La representante de los Estados Unidos, Elissa Slotkin, una demócrata cuyo distrito incluye el condado de Ingham, viajó a Lansing recientemente para anunciar un proyecto que había dirigido con fondos federales, que agregará trabajadores de servicios sociales al Departamento de Policía de Lansing para llamadas relacionadas con la salud mental.

La Sra. Slotkin dijo que le preocupaba que los beneficios de la ayuda de estímulo federal de Covid-19 pudieran ser fugaces en un estado en el que algunos condados tienen solo un funcionario de salud pública.

“Todo el sistema de atención médica está siendo respaldado por el dinero de Covid”, dijo en una entrevista, refiriéndose a los fondos de estímulo aprobados por las administraciones de Trump y Biden. “¿Qué van a hacer para tomar algunas de esas ganancias temporales y convertirlas en un cambio estratégico en el estado en materia de salud pública y salud mental?”

Al día siguiente, varias millas al norte en otro centro de salud comunitario, los miembros del personal prepararon tiras de Suboxone, un medicamento que puede ayudar a los usuarios de opioides a dejar las drogas, parte de un programa que tiene como objetivo abordar una crisis de fentanilo en espiral en Lansing.

La clínica, que trata a los residentes sin hogar de un refugio contiguo, aún busca contratar más proveedores. Se necesitan más fondos para un nuevo proyecto para reducir las sobredosis de drogas y las muertes, que se dispararon durante la pandemia, dijo la Sra. Vail.

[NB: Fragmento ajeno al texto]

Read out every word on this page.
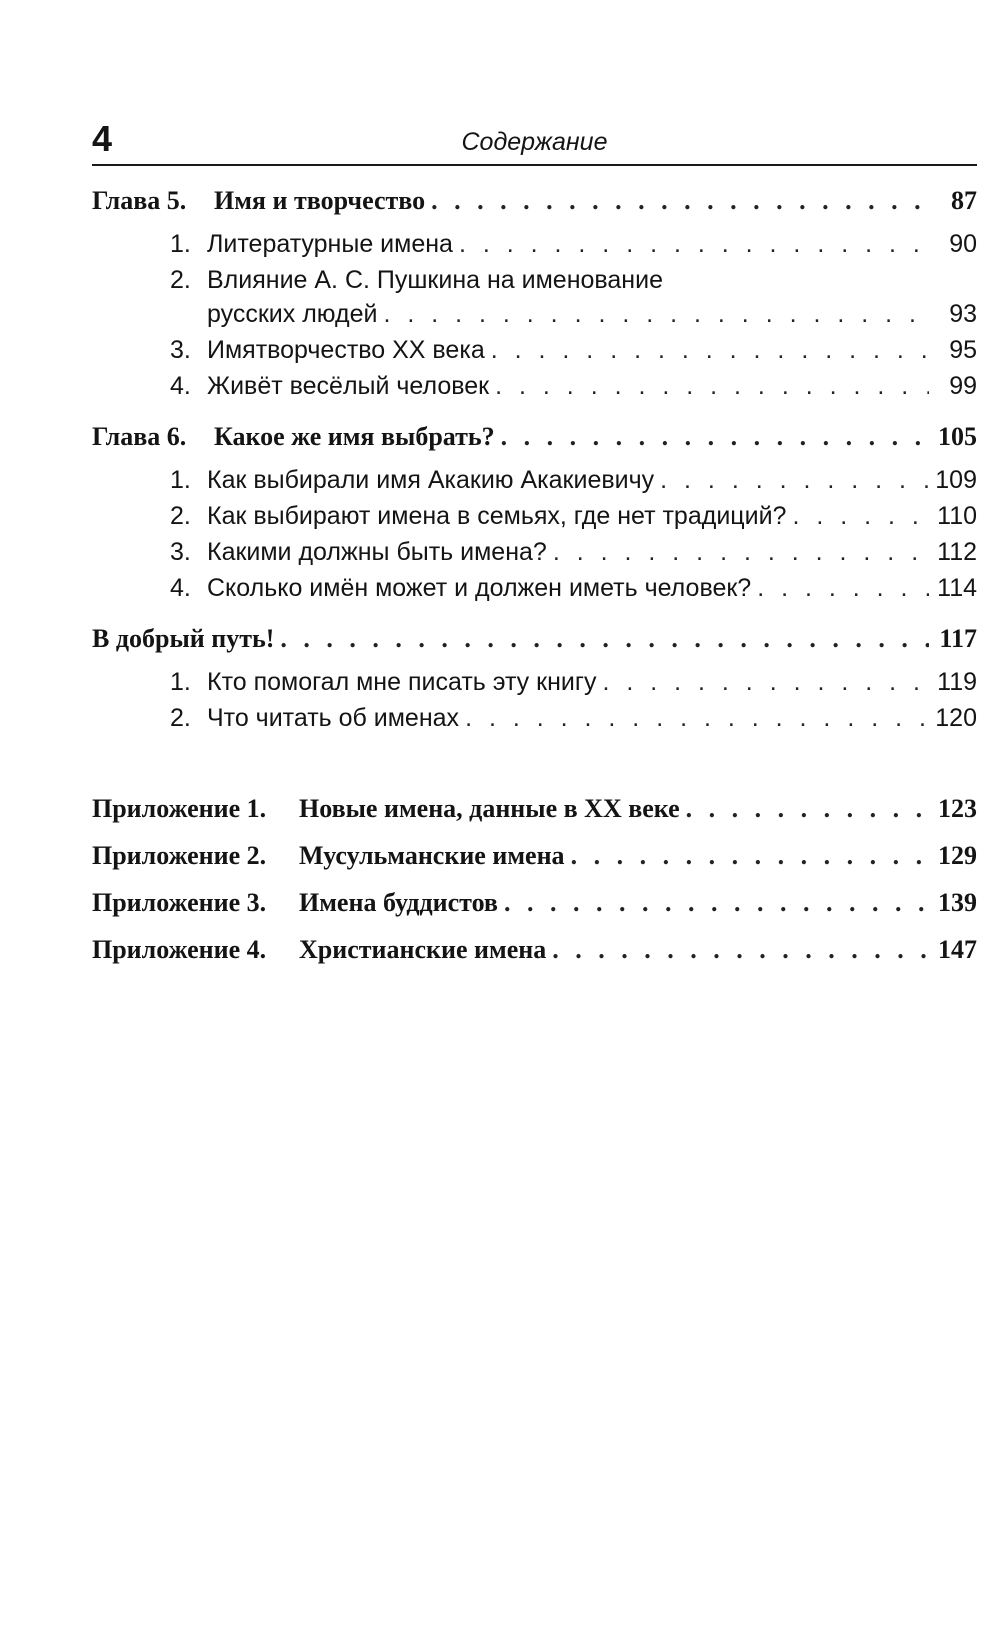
4	Содержание
Глава 5. Имя и творчество . . .	87
1. Литературные имена . . .	90
2. Влияние А. С. Пушкина на именование
русских людей . . .	93
3. Имятворчество XX века . . .	95
4. Живёт весёлый человек . . .	99
Глава 6. Какое же имя выбрать? . . .	105
1. Как выбирали имя Акакию Акакиевичу . . .	109
2. Как выбирают имена в семьях, где нет традиций? . . .	110
3. Какими должны быть имена? . . .	112
4. Сколько имён может и должен иметь человек? . . .	114
В добрый путь! . . .	117
1. Кто помогал мне писать эту книгу . . .	119
2. Что читать об именах . . .	120
Приложение 1. Новые имена, данные в XX веке . . .	123
Приложение 2. Мусульманские имена . . .	129
Приложение 3. Имена буддистов . . .	139
Приложение 4. Христианские имена . . .	147
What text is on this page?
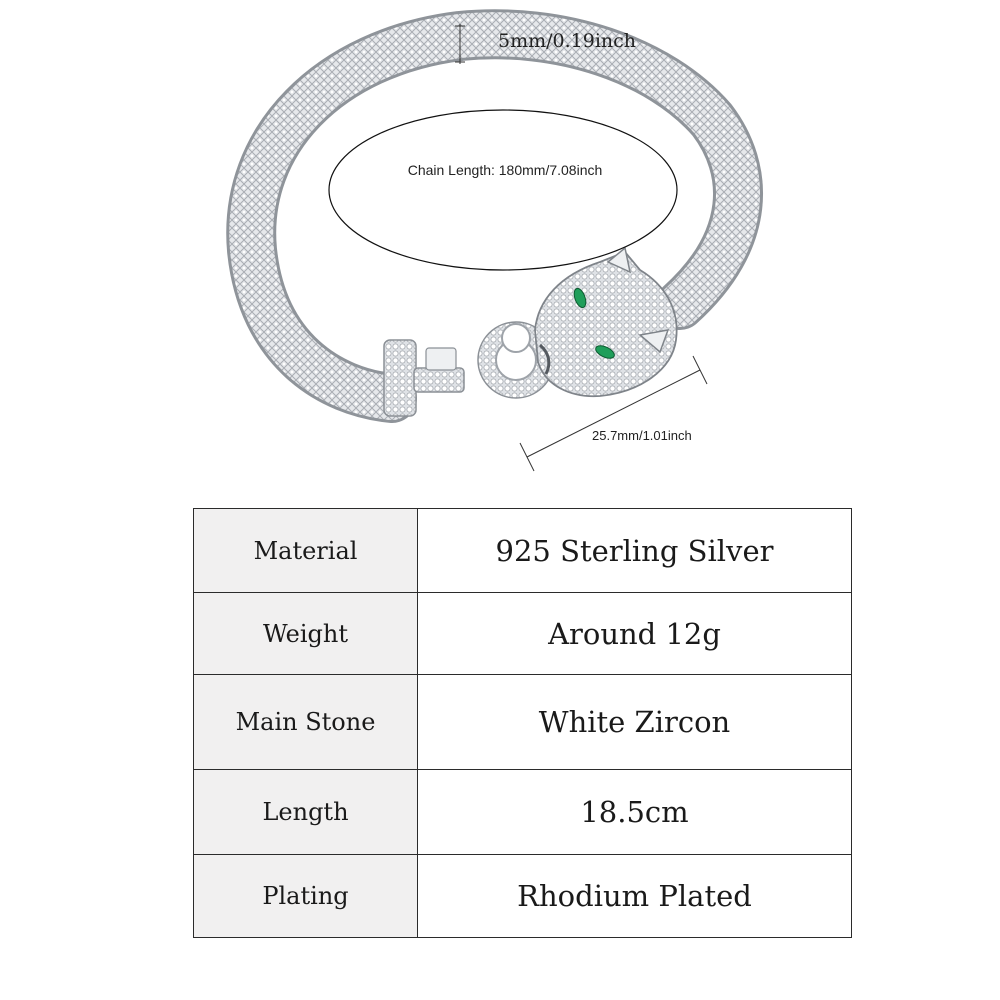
5mm/0.19inch
Chain Length: 180mm/7.08inch
25.7mm/1.01inch
Material	925 Sterling Silver
Weight	Around 12g
Main Stone	White Zircon
Length	18.5cm
Plating	Rhodium Plated
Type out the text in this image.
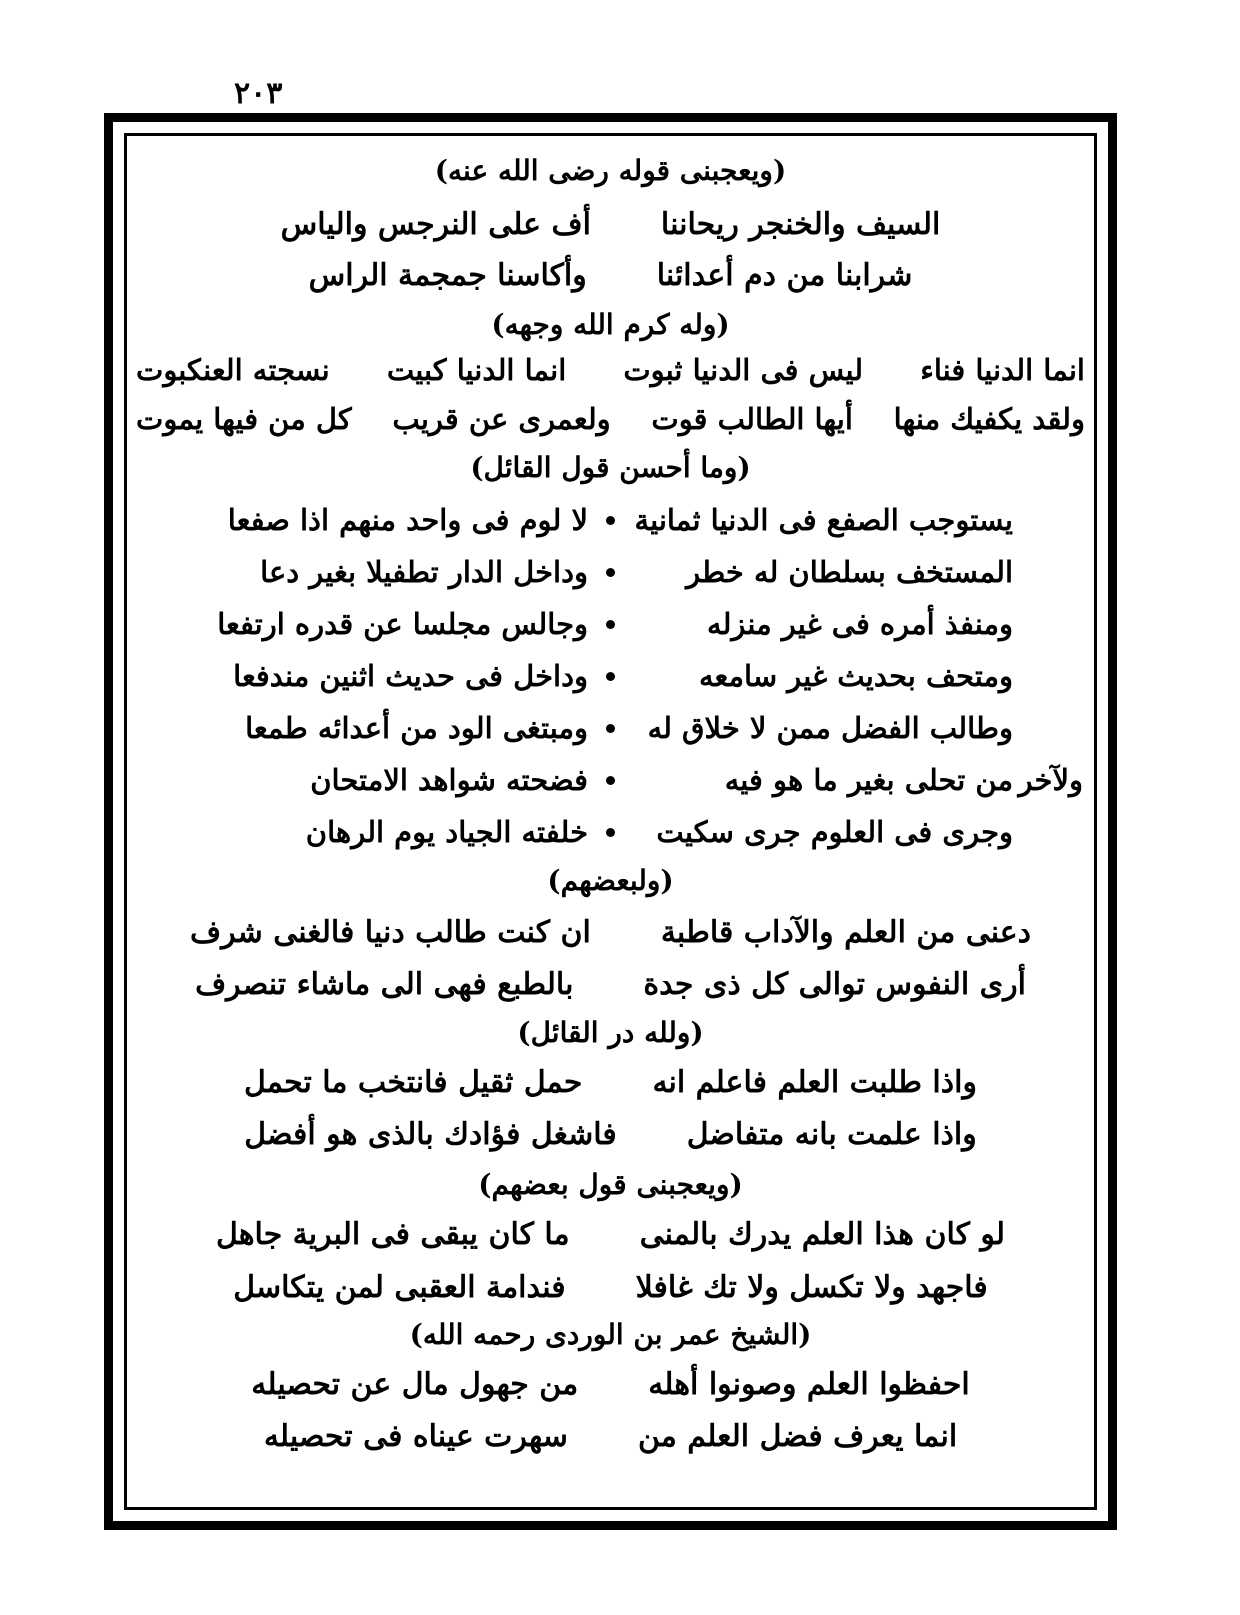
٢٠٣
(ويعجبنى قوله رضى الله عنه)
السيف والخنجر ريحاننا
أف على النرجس والياس
شرابنا من دم أعدائنا
وأكاسنا جمجمة الراس
(وله كرم الله وجهه)
انما الدنيا فناء
ليس فى الدنيا ثبوت
انما الدنيا كبيت
نسجته العنكبوت
ولقد يكفيك منها
أيها الطالب قوت
ولعمرى عن قريب
كل من فيها يموت
(وما أحسن قول القائل)
يستوجب الصفع فى الدنيا ثمانية
لا لوم فى واحد منهم اذا صفعا
المستخف بسلطان له خطر
وداخل الدار تطفيلا بغير دعا
ومنفذ أمره فى غير منزله
وجالس مجلسا عن قدره ارتفعا
ومتحف بحديث غير سامعه
وداخل فى حديث اثنين مندفعا
وطالب الفضل ممن لا خلاق له
ومبتغى الود من أعدائه طمعا
ولآخر
من تحلى بغير ما هو فيه
فضحته شواهد الامتحان
وجرى فى العلوم جرى سكيت
خلفته الجياد يوم الرهان
(ولبعضهم)
دعنى من العلم والآداب قاطبة
ان كنت طالب دنيا فالغنى شرف
أرى النفوس توالى كل ذى جدة
بالطبع فهى الى ماشاء تنصرف
(ولله در القائل)
واذا طلبت العلم فاعلم انه
حمل ثقيل فانتخب ما تحمل
واذا علمت بانه متفاضل
فاشغل فؤادك بالذى هو أفضل
(ويعجبنى قول بعضهم)
لو كان هذا العلم يدرك بالمنى
ما كان يبقى فى البرية جاهل
فاجهد ولا تكسل ولا تك غافلا
فندامة العقبى لمن يتكاسل
(الشيخ عمر بن الوردى رحمه الله)
احفظوا العلم وصونوا أهله
من جهول مال عن تحصيله
انما يعرف فضل العلم من
سهرت عيناه فى تحصيله
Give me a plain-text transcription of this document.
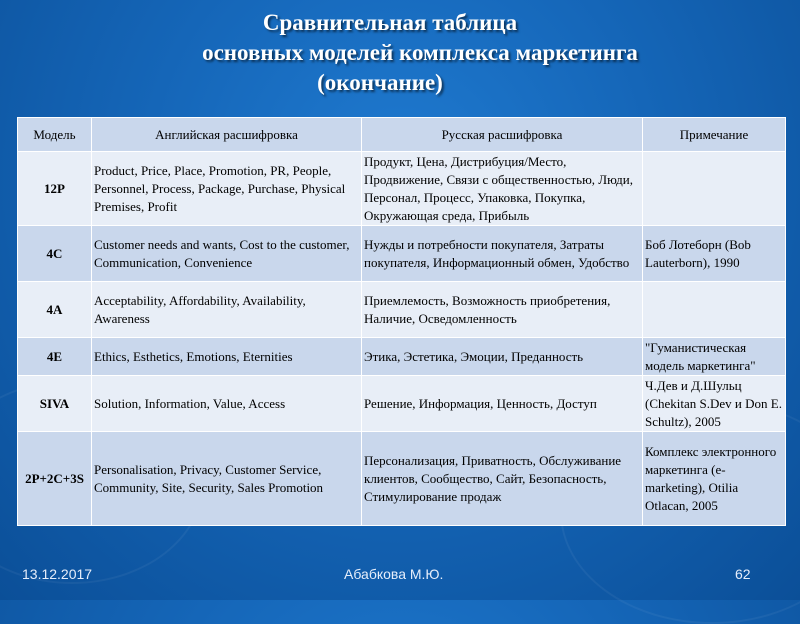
Сравнительная таблица
основных моделей комплекса маркетинга
(окончание)
Модель	Английская расшифровка	Русская расшифровка	Примечание
12P	Product, Price, Place, Promotion, PR, People, Personnel, Process, Package, Purchase, Physical Premises, Profit	Продукт, Цена, Дистрибуция/Место, Продвижение, Связи с общественностью, Люди, Персонал, Процесс, Упаковка, Покупка, Окружающая среда, Прибыль	
4C	Customer needs and wants, Cost to the customer, Communication, Convenience	Нужды и потребности покупателя, Затраты покупателя, Информационный обмен, Удобство	Боб Лотеборн (Bob Lauterborn), 1990
4A	Acceptability, Affordability, Availability, Awareness	Приемлемость, Возможность приобретения, Наличие, Осведомленность	
4E	Ethics, Esthetics, Emotions, Eternities	Этика, Эстетика, Эмоции, Преданность	"Гуманистическая модель маркетинга"
SIVA	Solution, Information, Value, Access	Решение, Информация, Ценность, Доступ	Ч.Дев и Д.Шульц (Chekitan S.Dev и Don E. Schultz), 2005
2P+2C+3S	Personalisation, Privacy, Customer Service, Community, Site, Security, Sales Promotion	Персонализация, Приватность, Обслуживание клиентов, Сообщество, Сайт, Безопасность, Стимулирование продаж	Комплекс электронного маркетинга (e-marketing), Otilia Otlacan, 2005
13.12.2017	Абабкова М.Ю.	62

Más al sur, en el Centro de Salud Comunitario de Forest, el estímulo federal podría usarse para renovar las instalaciones de la práctica dental, que está experimentando una enorme demanda. en un ciudad de reasentamiento de refugiadosla clínica trata a miles de refugiados cada año, incluidos más de 300 que llegaron recientemente de Afganistán.

Inicialmente, el alivio federal fue un desafío para que la clínica lo usara rápidamente, dijo Izabela Wackowski-Norris, quien lo supervisa. Pero la asistencia federal y local finalmente ayudó a la clínica a pagar el equipo de protección, una estructura de autoservicio al aire libre y un software de telesalud, entre otros recursos.

La Sra. Wackowski-Norris dijo que esperaba contratar pronto a un psiquiatra y un dietista, y desarrollar el programa de tratamiento del VIH de la clínica.

“Estamos aquí y hacemos lo mejor que podemos”, agregó. “Pero simplemente no podemos hacer todo lo que queremos hacer, porque no estamos hechos de dinero”.